Jury Martin W, Mendlik Thomas, Tani Satyanarayana, Truhetz Heimo, Maraun Douglas, Immerzeel Walter W, Lutz Arthur F
Wegener Center for Climate and Global Change (WEGC) University of Graz Graz Austria.
Institute of Microwave and Photonic Engineering Graz University of Technology Graz Austria.
Int J Climatol. 2020 Mar 15;40(3):1738-1754. doi: 10.1002/joc.6298. Epub 2019 Dec 25.
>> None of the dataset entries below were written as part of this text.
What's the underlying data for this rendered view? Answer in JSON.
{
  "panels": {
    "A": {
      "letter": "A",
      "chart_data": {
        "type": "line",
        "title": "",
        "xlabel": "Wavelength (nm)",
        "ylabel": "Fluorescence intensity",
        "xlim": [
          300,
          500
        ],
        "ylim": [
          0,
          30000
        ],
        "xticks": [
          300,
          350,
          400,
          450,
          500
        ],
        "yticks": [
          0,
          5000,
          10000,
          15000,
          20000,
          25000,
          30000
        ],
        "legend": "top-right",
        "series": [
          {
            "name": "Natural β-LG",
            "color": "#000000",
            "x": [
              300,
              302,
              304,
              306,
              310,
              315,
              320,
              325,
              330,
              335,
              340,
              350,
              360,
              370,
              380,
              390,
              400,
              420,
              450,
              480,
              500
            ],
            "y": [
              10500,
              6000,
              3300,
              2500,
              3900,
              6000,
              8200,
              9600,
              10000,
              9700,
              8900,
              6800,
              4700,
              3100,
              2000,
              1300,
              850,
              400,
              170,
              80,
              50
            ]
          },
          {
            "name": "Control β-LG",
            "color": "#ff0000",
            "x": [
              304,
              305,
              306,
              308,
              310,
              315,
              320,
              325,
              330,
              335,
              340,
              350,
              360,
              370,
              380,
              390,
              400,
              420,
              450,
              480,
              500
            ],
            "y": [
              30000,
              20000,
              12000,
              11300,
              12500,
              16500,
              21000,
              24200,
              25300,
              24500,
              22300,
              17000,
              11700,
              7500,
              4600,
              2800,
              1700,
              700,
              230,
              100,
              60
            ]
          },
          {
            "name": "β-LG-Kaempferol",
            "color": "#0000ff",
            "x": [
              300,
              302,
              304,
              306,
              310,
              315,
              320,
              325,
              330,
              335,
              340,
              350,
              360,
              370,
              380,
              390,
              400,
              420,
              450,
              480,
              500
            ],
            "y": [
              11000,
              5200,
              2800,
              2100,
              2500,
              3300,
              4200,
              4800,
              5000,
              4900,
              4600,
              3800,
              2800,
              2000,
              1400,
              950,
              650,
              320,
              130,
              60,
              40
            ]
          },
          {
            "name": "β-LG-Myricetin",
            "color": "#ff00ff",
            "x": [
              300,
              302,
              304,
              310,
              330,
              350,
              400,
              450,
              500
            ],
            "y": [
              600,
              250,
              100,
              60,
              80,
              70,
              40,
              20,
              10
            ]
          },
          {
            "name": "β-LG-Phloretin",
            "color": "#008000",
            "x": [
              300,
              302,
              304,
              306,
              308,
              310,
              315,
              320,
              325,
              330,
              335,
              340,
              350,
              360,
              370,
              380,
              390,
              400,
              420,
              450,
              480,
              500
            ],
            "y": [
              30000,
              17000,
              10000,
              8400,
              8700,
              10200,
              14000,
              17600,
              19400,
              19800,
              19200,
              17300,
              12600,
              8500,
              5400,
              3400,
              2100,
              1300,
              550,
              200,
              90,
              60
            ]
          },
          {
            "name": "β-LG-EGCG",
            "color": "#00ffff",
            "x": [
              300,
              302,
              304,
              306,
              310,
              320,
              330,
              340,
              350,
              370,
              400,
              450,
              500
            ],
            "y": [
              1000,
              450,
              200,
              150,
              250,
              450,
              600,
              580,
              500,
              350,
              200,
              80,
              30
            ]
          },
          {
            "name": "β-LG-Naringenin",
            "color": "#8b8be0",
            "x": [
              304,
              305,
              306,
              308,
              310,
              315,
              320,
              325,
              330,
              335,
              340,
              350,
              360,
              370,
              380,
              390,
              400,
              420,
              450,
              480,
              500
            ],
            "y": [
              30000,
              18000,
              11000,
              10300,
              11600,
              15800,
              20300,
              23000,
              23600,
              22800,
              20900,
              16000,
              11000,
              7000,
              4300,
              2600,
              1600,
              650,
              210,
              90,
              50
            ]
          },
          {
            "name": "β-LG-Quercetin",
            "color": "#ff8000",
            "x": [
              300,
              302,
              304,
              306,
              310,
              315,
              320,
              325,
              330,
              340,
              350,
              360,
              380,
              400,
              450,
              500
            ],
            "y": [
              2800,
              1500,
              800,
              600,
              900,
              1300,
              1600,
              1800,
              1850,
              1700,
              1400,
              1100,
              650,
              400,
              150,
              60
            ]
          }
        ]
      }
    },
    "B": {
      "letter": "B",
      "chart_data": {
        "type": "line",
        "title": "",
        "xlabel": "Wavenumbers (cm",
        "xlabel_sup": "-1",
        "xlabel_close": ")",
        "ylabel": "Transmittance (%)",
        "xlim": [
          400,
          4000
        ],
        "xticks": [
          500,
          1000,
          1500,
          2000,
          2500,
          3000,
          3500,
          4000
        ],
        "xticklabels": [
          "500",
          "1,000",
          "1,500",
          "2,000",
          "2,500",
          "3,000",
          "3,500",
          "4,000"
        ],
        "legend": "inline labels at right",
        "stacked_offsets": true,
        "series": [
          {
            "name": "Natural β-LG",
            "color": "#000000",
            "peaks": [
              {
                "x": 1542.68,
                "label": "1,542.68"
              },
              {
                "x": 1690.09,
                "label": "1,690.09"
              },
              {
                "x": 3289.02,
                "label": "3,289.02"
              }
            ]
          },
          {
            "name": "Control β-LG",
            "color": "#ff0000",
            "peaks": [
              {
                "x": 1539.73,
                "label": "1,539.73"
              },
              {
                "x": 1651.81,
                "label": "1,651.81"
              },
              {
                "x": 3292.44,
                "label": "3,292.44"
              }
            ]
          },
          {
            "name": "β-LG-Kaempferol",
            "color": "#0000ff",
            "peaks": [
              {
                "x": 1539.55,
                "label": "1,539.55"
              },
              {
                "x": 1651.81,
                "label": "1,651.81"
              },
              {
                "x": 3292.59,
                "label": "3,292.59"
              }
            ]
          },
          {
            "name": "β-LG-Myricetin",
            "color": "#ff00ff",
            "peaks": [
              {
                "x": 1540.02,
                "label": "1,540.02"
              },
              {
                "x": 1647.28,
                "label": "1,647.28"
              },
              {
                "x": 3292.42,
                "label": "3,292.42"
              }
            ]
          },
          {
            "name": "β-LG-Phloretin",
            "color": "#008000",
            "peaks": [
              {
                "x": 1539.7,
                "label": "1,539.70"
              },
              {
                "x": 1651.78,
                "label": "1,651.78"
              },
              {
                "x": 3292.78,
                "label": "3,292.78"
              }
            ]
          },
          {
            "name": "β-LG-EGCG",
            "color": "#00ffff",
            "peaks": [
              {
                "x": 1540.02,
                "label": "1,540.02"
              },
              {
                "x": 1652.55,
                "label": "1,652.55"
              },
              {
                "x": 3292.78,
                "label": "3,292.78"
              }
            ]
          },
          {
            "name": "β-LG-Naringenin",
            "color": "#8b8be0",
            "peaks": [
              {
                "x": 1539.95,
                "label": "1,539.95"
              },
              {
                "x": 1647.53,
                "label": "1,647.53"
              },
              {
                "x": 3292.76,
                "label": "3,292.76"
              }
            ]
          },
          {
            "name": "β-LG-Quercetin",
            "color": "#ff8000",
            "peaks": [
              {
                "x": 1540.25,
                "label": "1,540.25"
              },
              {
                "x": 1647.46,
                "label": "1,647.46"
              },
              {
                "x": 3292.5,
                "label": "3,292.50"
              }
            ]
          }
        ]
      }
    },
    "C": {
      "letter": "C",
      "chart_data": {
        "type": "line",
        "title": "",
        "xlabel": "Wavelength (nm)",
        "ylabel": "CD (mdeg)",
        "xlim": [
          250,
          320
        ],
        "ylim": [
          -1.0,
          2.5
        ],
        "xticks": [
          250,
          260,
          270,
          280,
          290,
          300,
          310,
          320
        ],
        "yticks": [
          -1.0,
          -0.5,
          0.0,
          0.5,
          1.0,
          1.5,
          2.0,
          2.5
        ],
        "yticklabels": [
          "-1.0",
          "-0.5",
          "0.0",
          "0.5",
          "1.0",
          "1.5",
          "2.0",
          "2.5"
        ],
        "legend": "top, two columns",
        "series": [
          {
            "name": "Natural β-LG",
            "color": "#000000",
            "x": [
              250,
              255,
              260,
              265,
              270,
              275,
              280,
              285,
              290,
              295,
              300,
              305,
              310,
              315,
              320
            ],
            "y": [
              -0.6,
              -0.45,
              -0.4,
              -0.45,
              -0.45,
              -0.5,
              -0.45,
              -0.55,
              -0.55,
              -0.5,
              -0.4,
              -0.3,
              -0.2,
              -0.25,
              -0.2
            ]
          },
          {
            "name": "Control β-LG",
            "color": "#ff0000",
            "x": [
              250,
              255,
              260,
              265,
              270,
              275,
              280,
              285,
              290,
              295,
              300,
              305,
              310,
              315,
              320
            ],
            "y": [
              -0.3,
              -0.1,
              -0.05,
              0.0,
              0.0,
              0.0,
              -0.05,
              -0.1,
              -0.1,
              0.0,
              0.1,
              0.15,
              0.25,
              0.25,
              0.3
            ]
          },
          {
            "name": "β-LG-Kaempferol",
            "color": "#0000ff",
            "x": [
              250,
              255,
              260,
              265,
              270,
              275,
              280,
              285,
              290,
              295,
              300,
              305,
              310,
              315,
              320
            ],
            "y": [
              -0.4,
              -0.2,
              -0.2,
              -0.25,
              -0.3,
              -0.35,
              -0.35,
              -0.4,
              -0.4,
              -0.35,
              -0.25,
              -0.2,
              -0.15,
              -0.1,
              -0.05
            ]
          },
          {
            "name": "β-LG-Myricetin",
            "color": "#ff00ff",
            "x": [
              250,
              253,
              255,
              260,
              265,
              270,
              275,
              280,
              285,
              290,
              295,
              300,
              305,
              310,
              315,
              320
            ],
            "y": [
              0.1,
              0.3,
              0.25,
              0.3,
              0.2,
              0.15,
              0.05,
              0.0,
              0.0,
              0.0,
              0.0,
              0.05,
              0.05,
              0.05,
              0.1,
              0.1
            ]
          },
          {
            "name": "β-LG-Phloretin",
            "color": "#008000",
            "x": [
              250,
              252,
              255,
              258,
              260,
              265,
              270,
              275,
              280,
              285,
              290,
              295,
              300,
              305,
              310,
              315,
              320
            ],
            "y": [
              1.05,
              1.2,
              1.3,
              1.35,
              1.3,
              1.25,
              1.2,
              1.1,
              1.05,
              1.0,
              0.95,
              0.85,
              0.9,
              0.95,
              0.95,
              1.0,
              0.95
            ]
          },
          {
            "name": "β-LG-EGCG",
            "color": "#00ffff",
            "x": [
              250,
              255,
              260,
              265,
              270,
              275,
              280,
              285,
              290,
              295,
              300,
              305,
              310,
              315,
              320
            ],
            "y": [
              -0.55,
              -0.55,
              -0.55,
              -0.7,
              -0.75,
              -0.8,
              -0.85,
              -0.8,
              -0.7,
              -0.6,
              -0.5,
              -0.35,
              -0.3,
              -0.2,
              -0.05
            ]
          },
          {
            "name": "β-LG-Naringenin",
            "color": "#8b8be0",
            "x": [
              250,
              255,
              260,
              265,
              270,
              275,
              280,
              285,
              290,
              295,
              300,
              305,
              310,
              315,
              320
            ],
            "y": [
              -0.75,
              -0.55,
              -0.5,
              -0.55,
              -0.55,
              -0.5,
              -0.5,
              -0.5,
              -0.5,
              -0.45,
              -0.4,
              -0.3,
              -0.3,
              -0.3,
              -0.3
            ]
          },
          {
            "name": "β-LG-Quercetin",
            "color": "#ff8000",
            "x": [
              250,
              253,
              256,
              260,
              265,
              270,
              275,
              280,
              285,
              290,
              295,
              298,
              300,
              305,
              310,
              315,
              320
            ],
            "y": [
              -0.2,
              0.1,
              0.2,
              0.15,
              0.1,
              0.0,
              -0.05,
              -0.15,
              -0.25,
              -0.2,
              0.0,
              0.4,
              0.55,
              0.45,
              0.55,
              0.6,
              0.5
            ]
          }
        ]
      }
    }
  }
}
Glaciers are of key importance to freshwater supplies in the Himalayan region. Their growth or decline is among other factors determined by an interaction of 2-m air temperature (TAS) and precipitation rate (PR) and thereof derived positive degree days (PDD) and snow and ice accumulation (SAC). To investigate determining factors in climate projections, we use a model ensemble consisting of 36 CMIP5 general circulation models (GCMs) and 13 regional climate models (RCMs) of two Asian CORDEX domains for two different representative concentration pathways (RCP4.5 and RCP8.5). First, we downsize the ensemble in respect to the models' ability to correctly reproduce dominant circulation patterns (i.e., the Indian summer monsoon [ISM] and western disturbances [WDs]) as well as elevation-dependent trend signals in winter. Within this evaluation, a newly produced data set for the Indus, Ganges and Brahmaputra catchments is used as observational data. The reanalyses WFDEI, ERA-Interim, NCEP/NCAR and JRA-55 are used to further account for observational uncertainty. In a next step, remaining TAS and PR data are bias corrected applying a new bias adjustment method, scale distribution mapping, and subsequently PDD and SAC computed. Finally, we identify and quantify projected climate change effects. Until the end of the century, the ensemble indicates a rise of PDD, especially during summer and for lower altitudes. Also TAS is rising, though the highest increases are shown for higher altitudes and between December and April (DJFMA). PRs connected to the ISM are projected to robustly increase, while signals for PR changes during DJFMA show a higher level of uncertainty and spatial heterogeneity. However, a robust decline in solid precipitation is projected over our research domain, with the exception of a small area in the high mountain Indus catchment where no clear signal emerges.
冰川对喜马拉雅地区的淡水供应至关重要。它们的增长或衰退在其他因素中,取决于2米气温(TAS)和降水率(PR)的相互作用,以及由此得出的正积温(PDD)和冰雪积累(SAC)。为了研究气候预测中的决定性因素,我们使用了一个模型集合,该集合由两个亚洲CORDEX区域的36个CMIP5通用环流模型(GCM)和13个区域气候模型(RCM)组成,用于两种不同的代表性浓度路径(RCP4.5和RCP8.5)。首先,我们根据模型正确再现主导环流模式(即印度夏季风[ISM]和西风扰动[WDs])以及冬季海拔相关趋势信号的能力,对集合进行缩减。在此评估中,一个新生成的印度河、恒河和雅鲁藏布江流域数据集被用作观测数据。再分析数据WFDEI、ERA-Interim、NCEP/NCAR和JRA-55被用于进一步考虑观测不确定性。在下一步中,应用一种新的偏差调整方法——尺度分布映射,对剩余的TAS和PR数据进行偏差校正,随后计算PDD和SAC。最后,我们识别并量化预测的气候变化影响。到本世纪末,该集合表明PDD将上升,尤其是在夏季和较低海拔地区。TAS也在上升,尽管海拔较高地区以及12月至4月(DJFMA)期间上升幅度最大。与ISM相关的PR预计将强劲增加,而DJFMA期间PR变化的信号显示出更高的不确定性和空间异质性。然而,预计我们研究区域的固态降水将大幅下降,但印度河高山流域的一个小区域除外,该区域没有明显信号出现。